This term describes anything that helps you to make better use of your sight. You can get support from your local Eye Clinic to have an assessment to find out what aids may benefit you. These items can usually be loaned.


Daily Living Aids

There are a number of different aids that can help with many daily tasks, whether it’s cooking, reading and writing, telling the time, managing your health, watching TV, lighting, using computers or keeping in touch with people. For full details on what products are available visit contact Action for Blind People by telephoning 0117 953 7750 or visit the following web page:


Home Adaptations

"The Ultimate Guide to Adapting Your Home If You Are Blind or Partially Sighted"

 This guide covers topics such as which colours to use when decorating, using tactile switches, making use of rails and security upgrades. The guide can be found here.


Mobility Aids

These are to assist with getting around and can require training depending on how much support you require. This training can be obtained from your local authority.


Protective eyewear - It is advisable to wear UV eyeshields when light or glare is causing discomfort.


Guide canes - A guide cane can be used across the lower part of the body for protection, or using a scanning technique to check for kerbs and steps.


Symbol canes - Symbol canes are intended to be used only to indicate sight loss and to advise the public that the user has a degree of sight loss.


Long canes - The long cane should only be used by people who have attended a specialist course. These courses train the user on how to use the long cane to obtain a high level of safe and independent travel.


Walking sticks - Walking sticks are intended as a means of support for people with sight loss and not as an aid to mobility.
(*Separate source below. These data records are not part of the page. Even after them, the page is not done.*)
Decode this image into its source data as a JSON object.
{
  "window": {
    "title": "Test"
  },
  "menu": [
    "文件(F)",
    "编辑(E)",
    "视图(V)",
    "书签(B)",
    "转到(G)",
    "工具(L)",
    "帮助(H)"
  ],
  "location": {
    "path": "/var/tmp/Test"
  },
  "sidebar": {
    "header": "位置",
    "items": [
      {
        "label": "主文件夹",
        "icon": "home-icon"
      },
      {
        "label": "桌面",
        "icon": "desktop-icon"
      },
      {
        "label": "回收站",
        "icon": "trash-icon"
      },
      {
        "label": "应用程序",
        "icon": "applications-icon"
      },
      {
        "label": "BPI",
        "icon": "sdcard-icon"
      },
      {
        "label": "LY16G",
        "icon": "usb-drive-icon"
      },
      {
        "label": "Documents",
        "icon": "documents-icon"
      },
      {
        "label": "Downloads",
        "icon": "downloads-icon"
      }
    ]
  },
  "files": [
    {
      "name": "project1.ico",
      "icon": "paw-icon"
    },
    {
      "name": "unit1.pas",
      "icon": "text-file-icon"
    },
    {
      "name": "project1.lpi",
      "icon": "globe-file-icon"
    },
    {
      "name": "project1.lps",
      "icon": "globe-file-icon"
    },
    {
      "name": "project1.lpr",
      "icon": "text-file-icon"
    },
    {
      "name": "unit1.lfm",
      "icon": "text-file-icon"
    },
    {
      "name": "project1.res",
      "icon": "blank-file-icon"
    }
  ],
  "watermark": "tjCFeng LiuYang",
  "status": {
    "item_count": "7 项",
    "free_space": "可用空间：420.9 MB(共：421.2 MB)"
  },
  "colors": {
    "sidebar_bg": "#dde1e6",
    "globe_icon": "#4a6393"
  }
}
Being able to use computers, landline and mobile phones and other gadgets for work, leisure and keeping in contact are key tools for blind and partially sighted people. Computers can be adapted to provide large print on screen or read outs in synthetic speech or Braille. There are also machines that will read printed material, making accessing letters and other personal documents easier and more confidential. Computers do cost money, both for the hardware (the computer itself) and the software (for example, a JAWS screen reader). This can be hundreds of pounds, though if you are a participant in the Access to Work scheme or an ex-serviceman or woman you may be eligible for assistance - for further help or support with sight loss, please call your local Action team or visit us at our website:

The following organisations can provide you with help and support with finding and using aids and equipment.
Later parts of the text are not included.